Yes, this is a sensible practice and is usable whether managed memory is being used or not. An array of more or less any structure that does not contain embedded pointers to dynamically allocated data elsewhere can be transferred to the GPU in a simple fashion using a single cudaMemcpy
call (for example, if managed memory were not being used.)
To address the question about the 3rd (flags
) parameter to cudaMallocManaged
:
- If it is specified, it is not correct to pass zero (although OP's posted code gives no evidence of that.) You should use one of the documented choices.
- If it is not specified, this is still valid, and a default argument of
cudaMemAttachGlobal
is provided. This can be confirmed by reviewing the cuda_runtime.h
file or else simply compiling/running the test code above. This particular point appears to be an oversight in the documentation, and I've filed an internal issue at NVIDIA to take a look at that. So it's possible the documentation may change in the future with respect to this.

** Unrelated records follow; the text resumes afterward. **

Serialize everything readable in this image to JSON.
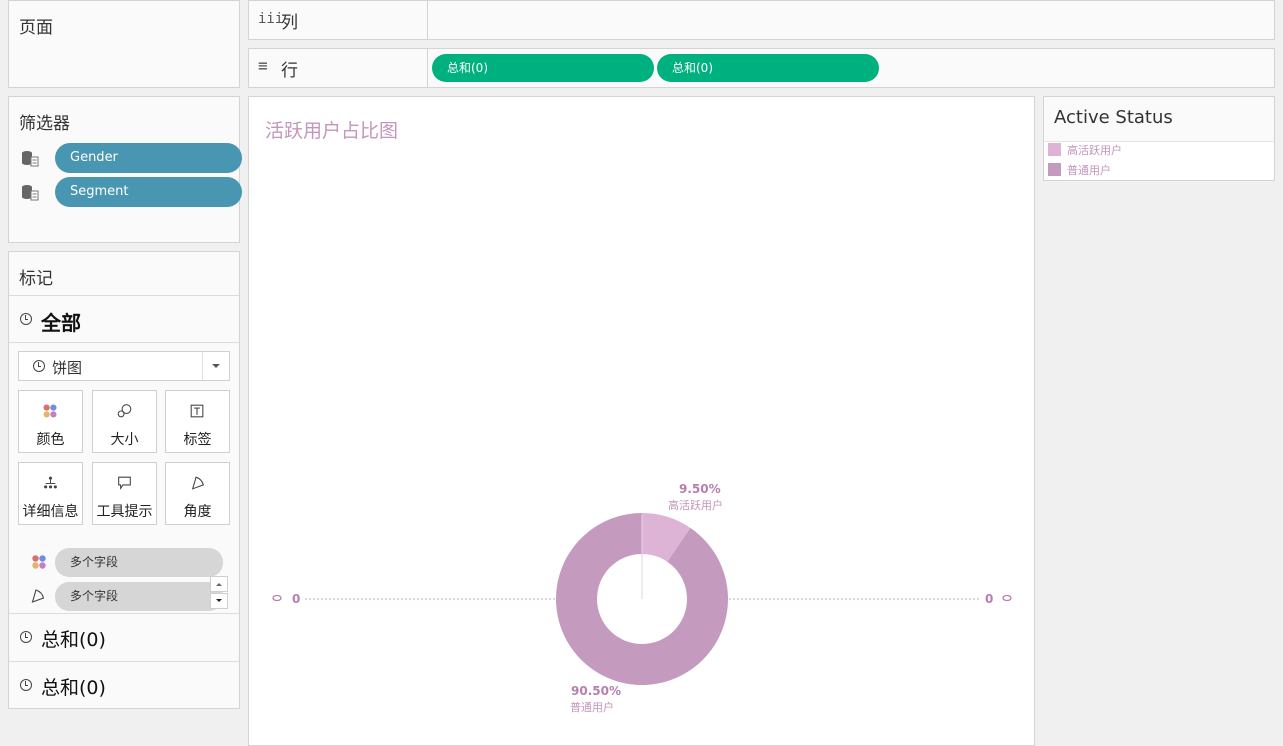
{
  "pages_panel": {
    "title": "页面"
  },
  "columns_shelf": {
    "icon": "iii",
    "label": "列"
  },
  "rows_shelf": {
    "icon": "≡",
    "label": "行",
    "pills": [
      "总和(0)",
      "总和(0)"
    ]
  },
  "filters_panel": {
    "title": "筛选器",
    "items": [
      "Gender",
      "Segment"
    ]
  },
  "marks_panel": {
    "title": "标记",
    "all_label": "全部",
    "mark_type": "饼图",
    "buttons": [
      "颜色",
      "大小",
      "标签",
      "详细信息",
      "工具提示",
      "角度"
    ],
    "field_pills": [
      "多个字段",
      "多个字段"
    ],
    "sections": [
      "总和(0)",
      "总和(0)"
    ]
  },
  "chart_data": {
    "type": "pie",
    "title": "活跃用户占比图",
    "categories": [
      "高活跃用户",
      "普通用户"
    ],
    "values": [
      9.5,
      90.5
    ],
    "value_labels": [
      "9.50%",
      "90.50%"
    ],
    "colors": [
      "#ddb4d5",
      "#c59abf"
    ],
    "hole": true,
    "axis_labels": {
      "left": "0",
      "right": "0"
    }
  },
  "legend": {
    "title": "Active Status",
    "items": [
      {
        "label": "高活跃用户",
        "color": "#ddb4d5"
      },
      {
        "label": "普通用户",
        "color": "#c59abf"
      }
    ]
  },
  "colors": {
    "green_pill": "#00b180",
    "blue_pill": "#4996b2",
    "accent_text": "#c496bd"
  }
}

Finally, proper cuda error checking is always in order any time you are having trouble with a CUDA code, and the use of such may shed some light on any errors that are made. The seg fault that the OP reported in code comments was almost certainly due to the cudaMallocManaged
call failing (perhaps because a zero parameter was supplied incorrectly) and as a result the pointer in question (things
) had no actual allocation. Subsequent usage of that pointer would lead to a seg fault. My test code demonstrates how to avoid that seg fault, even if the cudaMallocManaged
call fails for some reason, and the key is proper error checking.